One approach for controlling smart matter is to rely on a single global processor coupled with rapid access to the full state of the system and detailed knowledge of system behavior. This method, however, is generally ineffective because of the large number of devices embedded in smart matter. Another approach for controlling smart matter is through the use of a collection of autonomous computational elements (or agents) that use sensor information to determine appropriate actuator forces. Using multiple computational elements to provide distributed control instead of centralized control may prove more effective because each computational element is only concerned with limited aspects of the overall control problem. In some multi-agent systems, individual agents are associated with a specific sensor or actuator embedded in the physical system. This method for controlling smart matter defines a community of computational elements that, in their interactions, strategies, and competition for resources, resembles natural ecosystems. Furthermore, by distributing control among computational agents, the system as a whole is better able to adapt to environmental changes or disturbances because the system can compensate for new circumstances by simply changing the relationship of the agents.

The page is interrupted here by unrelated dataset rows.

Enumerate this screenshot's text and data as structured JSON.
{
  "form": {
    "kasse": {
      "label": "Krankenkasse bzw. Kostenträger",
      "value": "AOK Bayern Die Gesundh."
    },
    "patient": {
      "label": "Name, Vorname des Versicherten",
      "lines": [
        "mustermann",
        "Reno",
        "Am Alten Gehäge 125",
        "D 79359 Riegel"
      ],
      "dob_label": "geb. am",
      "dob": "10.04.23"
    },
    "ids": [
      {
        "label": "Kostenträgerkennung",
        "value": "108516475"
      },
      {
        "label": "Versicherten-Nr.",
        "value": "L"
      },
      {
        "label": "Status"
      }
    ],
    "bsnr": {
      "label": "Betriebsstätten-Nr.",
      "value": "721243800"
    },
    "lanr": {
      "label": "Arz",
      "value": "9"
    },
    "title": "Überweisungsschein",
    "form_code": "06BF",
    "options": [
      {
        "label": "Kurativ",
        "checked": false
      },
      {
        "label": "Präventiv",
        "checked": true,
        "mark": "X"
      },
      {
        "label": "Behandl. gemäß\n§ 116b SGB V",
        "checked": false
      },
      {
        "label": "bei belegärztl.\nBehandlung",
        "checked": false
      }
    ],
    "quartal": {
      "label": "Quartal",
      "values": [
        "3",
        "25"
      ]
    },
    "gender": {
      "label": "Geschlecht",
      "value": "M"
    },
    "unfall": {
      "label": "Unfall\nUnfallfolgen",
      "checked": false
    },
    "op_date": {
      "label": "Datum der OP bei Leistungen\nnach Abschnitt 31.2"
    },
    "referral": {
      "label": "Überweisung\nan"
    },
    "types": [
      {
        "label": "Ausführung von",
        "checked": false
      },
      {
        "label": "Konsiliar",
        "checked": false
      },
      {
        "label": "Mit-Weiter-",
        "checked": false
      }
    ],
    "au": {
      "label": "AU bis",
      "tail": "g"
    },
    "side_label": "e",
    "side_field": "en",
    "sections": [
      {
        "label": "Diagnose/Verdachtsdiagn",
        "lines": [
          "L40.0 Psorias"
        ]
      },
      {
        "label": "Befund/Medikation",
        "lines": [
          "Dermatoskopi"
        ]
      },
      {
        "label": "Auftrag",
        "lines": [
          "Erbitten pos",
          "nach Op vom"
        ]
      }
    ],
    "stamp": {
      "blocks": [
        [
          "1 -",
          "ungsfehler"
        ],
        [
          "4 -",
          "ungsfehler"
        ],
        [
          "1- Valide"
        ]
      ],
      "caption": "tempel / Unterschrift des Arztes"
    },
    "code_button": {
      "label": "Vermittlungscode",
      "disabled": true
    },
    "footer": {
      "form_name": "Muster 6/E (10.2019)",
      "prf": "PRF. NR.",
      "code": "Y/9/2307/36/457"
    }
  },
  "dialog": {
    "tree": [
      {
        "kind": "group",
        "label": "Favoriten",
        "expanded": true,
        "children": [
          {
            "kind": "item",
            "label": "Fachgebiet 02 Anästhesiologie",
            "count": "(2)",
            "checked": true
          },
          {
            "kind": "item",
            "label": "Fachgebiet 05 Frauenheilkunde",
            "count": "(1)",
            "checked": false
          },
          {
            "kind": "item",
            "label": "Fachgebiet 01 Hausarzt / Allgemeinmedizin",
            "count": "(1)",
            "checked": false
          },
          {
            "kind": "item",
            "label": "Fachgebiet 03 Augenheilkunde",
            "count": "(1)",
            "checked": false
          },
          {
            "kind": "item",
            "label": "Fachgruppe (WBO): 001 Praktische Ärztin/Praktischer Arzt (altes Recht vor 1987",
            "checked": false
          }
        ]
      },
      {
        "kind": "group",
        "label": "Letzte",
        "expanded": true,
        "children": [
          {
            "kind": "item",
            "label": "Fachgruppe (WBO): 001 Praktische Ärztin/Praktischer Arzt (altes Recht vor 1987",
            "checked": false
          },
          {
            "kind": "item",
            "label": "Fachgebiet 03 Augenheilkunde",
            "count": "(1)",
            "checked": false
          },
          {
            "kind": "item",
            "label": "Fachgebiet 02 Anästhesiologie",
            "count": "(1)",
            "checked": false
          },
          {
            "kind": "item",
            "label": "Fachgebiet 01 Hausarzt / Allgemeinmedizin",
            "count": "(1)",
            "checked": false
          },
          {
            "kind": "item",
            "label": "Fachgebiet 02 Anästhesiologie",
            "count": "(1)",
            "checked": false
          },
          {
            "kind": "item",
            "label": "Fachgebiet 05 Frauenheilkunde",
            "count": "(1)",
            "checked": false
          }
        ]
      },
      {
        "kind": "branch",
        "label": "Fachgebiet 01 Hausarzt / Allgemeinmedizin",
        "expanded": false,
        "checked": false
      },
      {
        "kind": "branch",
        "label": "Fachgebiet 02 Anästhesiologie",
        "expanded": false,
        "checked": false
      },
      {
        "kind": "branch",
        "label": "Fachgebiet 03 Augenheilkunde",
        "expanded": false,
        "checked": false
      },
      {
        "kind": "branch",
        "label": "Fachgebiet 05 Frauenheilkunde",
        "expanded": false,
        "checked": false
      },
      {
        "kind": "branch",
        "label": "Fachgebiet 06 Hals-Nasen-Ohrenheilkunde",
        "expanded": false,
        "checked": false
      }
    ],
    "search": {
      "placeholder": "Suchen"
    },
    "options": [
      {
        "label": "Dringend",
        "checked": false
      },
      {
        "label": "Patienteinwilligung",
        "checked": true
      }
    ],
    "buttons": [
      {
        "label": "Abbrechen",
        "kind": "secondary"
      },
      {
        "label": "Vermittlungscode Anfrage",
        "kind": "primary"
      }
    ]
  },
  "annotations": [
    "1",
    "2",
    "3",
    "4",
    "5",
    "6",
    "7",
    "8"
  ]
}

Although multi-agent systems have been used to solve distributed control problems, they have been limited to systems which are physically large or geographically scattered. For example, multi-agent systems have been used in distributed traffic control, flexible manufacturing, robotic system design, and self-assembly structures. Using multi-agent systems to control smart matter is different from these known multi-agent systems because of the tight coupling between computational elements and their embedded physical space. Furthermore, controlling smart matter using traditional multi-agent systems is difficult because of mechanical interactions that decrease in strength with the physical distance between them. This makes the computational problem difficult because interactions between computational elements cannot be ignored.
Hierarchical control has also been used to solve distributed control problems. These previous approaches have suffered from the problem of smooth transfer of control from one region to another. The control transfer problem greatly complicates the control problem for each computational element and leads to less robust and adaptable systems because not only does the local control have to adapt but also the transfer algorithm must also adjust. There exists, therefore, a need to provide a system for controlling smart matter that solves these as well as other control problems. It would, therefore, be desirable to provide a distributed control system for smart matter that is able to adapt to physical systems which have differing specifications because of exceeding manufacturing tolerances or because of material defects. In addition, it would be desirable to provide a controller for smart matter that robustly coordinates a physically distributed real-time response with many devices in the face of failures, delays, changing environmental conditions, and incomplete models of system behavior.